Real-Time Inference Engine
The Speed Problem
Every AI trading tool on the market today does the same thing: sends raw information to an LLM API and waits for a response. Each call takes 1–5 seconds. When a major event breaks and 48 related signals flood in simultaneously, the pipeline chokes.
By the time the AI finishes thinking, the market has already moved.
Roma doesn't do this. We built a layered inference system where 90% of signals never touch a large language model.
Two-Layer Architecture
Layer 1 — Lightweight Domain Model
A purpose-trained model, distilled from large language models and fine-tuned on crypto-specific data. It performs three tasks in under 100 milliseconds:
| Task | Output |
|---|---|
| Entity Recognition | Which coins/projects are mentioned |
| Sentiment Classification | Bullish / Bearish / Neutral |
| Importance Scoring | 0–100 importance rating |
90% of incoming signals are fully processed at this layer. Duplicates are detected and merged. Low-importance noise is filtered out.
Only signals scoring above a configurable threshold advance to Layer 2.

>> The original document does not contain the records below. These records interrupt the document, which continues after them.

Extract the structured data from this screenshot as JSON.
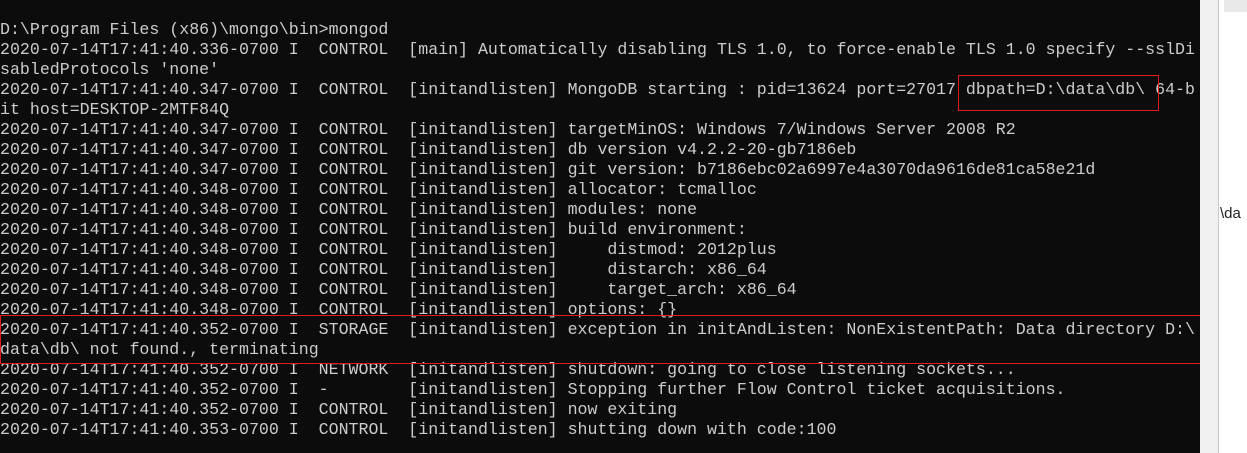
{
  "console": {
    "lines": [
      "D:\\Program Files (x86)\\mongo\\bin>mongod",
      "2020-07-14T17:41:40.336-0700 I  CONTROL  [main] Automatically disabling TLS 1.0, to force-enable TLS 1.0 specify --sslDi",
      "sabledProtocols 'none'",
      "2020-07-14T17:41:40.347-0700 I  CONTROL  [initandlisten] MongoDB starting : pid=13624 port=27017 dbpath=D:\\data\\db\\ 64-b",
      "it host=DESKTOP-2MTF84Q",
      "2020-07-14T17:41:40.347-0700 I  CONTROL  [initandlisten] targetMinOS: Windows 7/Windows Server 2008 R2",
      "2020-07-14T17:41:40.347-0700 I  CONTROL  [initandlisten] db version v4.2.2-20-gb7186eb",
      "2020-07-14T17:41:40.347-0700 I  CONTROL  [initandlisten] git version: b7186ebc02a6997e4a3070da9616de81ca58e21d",
      "2020-07-14T17:41:40.348-0700 I  CONTROL  [initandlisten] allocator: tcmalloc",
      "2020-07-14T17:41:40.348-0700 I  CONTROL  [initandlisten] modules: none",
      "2020-07-14T17:41:40.348-0700 I  CONTROL  [initandlisten] build environment:",
      "2020-07-14T17:41:40.348-0700 I  CONTROL  [initandlisten]     distmod: 2012plus",
      "2020-07-14T17:41:40.348-0700 I  CONTROL  [initandlisten]     distarch: x86_64",
      "2020-07-14T17:41:40.348-0700 I  CONTROL  [initandlisten]     target_arch: x86_64",
      "2020-07-14T17:41:40.348-0700 I  CONTROL  [initandlisten] options: {}",
      "2020-07-14T17:41:40.352-0700 I  STORAGE  [initandlisten] exception in initAndListen: NonExistentPath: Data directory D:\\",
      "data\\db\\ not found., terminating",
      "2020-07-14T17:41:40.352-0700 I  NETWORK  [initandlisten] shutdown: going to close listening sockets...",
      "2020-07-14T17:41:40.352-0700 I  -        [initandlisten] Stopping further Flow Control ticket acquisitions.",
      "2020-07-14T17:41:40.352-0700 I  CONTROL  [initandlisten] now exiting",
      "2020-07-14T17:41:40.353-0700 I  CONTROL  [initandlisten] shutting down with code:100"
    ]
  },
  "background_window": {
    "partial_text": "\\da"
  },
  "colors": {
    "console_bg": "#0c0c0c",
    "console_text": "#cccccc",
    "highlight": "#e01b1b",
    "scrollbar": "#f0f0f0"
  }
}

Layer 2 — Deep LLM Reasoning
For the small number of high-importance signals, a full LLM performs deep analysis in 2–3 seconds:
| Task | Output |
|---|---|
| Event Attribution | What type of event is this? |
| Impact Analysis | Which assets are affected, and how? |
| Historical Comparison | What happened last time? |
| Strategy Suggestion | What trade makes sense? |
Example: Powell Speaks
At 19:30, the Fed Chair begins speaking. Within seconds, 48 related signals flood into Roma's pipeline.

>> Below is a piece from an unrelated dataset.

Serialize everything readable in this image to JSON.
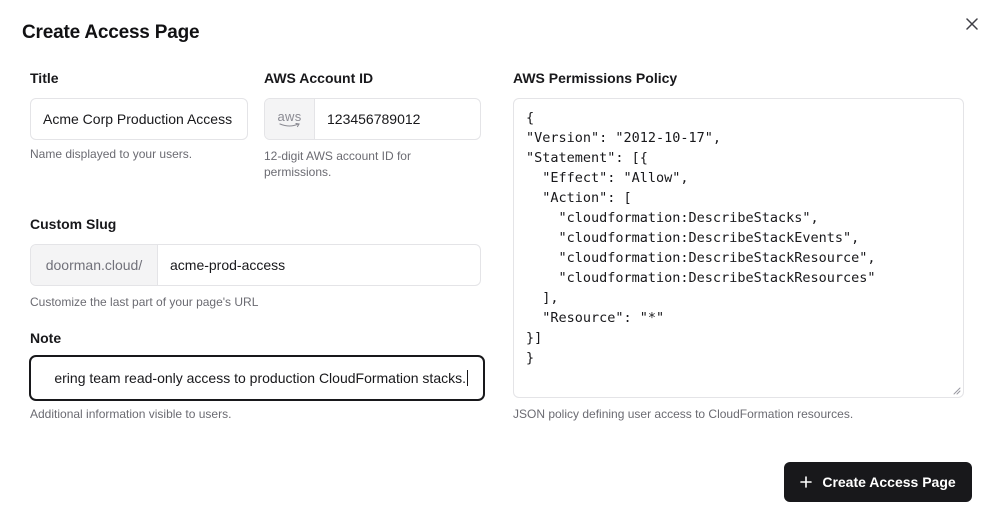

Without Roma (typical AI tool):
48 signals × 1-5 seconds per API call = 48-240 seconds total
Result: 48 duplicate alerts, high cost, massive latencyWith Roma:
19:30:05 48 signals arrive
Layer 1 (80ms):
→ Entity: BTC, ETH, USD, Treasury
→ Sentiment: Strong bullish
→ Importance: 92/100
→ 47 duplicates detected and merged
→ 1 signal advances to Layer 2
19:30:05 Layer 2 (2.5s):
→ Event type: Fed policy pivot
→ Historical: 2024 rate cut cycle → BTC +15%
→ Impact: BTC (strong positive), ETH (strong positive),
AI tokens (moderate positive)
→ Strategy: Long BTC/ETH, watch AI sector rotation
19:30:08 → 1 structured trade signal output3 seconds. 1 signal. Zero noise.
Training Data Flywheel
Layer 1's accuracy depends on its training data. This data comes from Roma's own pipeline:
30+ sources generate raw signals daily
↓
Layer 2 LLM processes high-score signals (labeled output)
↓
Labeled data feeds back to retrain Layer 1
↓
Layer 1 becomes more accurate → better filtering → better Layer 2 inputsThis creates a data flywheel: the more signals Roma processes, the better Layer 1 becomes at filtering, which improves the quality of signals reaching Layer 2, which produces better training data for Layer 1.

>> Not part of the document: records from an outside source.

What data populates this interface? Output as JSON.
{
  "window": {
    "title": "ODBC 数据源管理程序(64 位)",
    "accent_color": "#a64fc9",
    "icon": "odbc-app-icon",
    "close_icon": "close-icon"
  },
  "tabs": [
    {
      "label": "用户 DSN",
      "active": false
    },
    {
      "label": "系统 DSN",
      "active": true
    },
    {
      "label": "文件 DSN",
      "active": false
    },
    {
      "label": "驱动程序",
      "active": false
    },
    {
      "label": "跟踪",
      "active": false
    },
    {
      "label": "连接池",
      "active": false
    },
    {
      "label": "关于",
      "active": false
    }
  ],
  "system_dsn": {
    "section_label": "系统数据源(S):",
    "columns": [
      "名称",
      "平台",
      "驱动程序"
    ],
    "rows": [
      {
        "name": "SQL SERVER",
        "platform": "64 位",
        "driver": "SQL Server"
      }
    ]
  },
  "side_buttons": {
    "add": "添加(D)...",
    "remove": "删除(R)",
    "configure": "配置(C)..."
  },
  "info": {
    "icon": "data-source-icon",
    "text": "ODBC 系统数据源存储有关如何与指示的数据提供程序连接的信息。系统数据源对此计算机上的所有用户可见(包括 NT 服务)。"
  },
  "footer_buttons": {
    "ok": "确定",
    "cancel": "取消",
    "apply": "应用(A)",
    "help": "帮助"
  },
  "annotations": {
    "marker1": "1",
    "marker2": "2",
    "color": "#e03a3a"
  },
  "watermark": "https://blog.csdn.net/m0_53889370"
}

A competitor can build the same two-layer architecture. But without the pipeline generating domain-specific labeled data at scale, their Layer 1 model will be significantly less accurate.
Cost Efficiency
The layered approach dramatically reduces LLM API costs:
| Approach | API Calls / Day | Estimated Cost |
|---|---|---|
| Naive (every signal → LLM) | ~10,000 | High |
| Roma (layered filtering) | ~500–1,000 | ~10x lower |
Layer 1 runs on lightweight infrastructure. Only the signals that truly matter consume expensive LLM compute.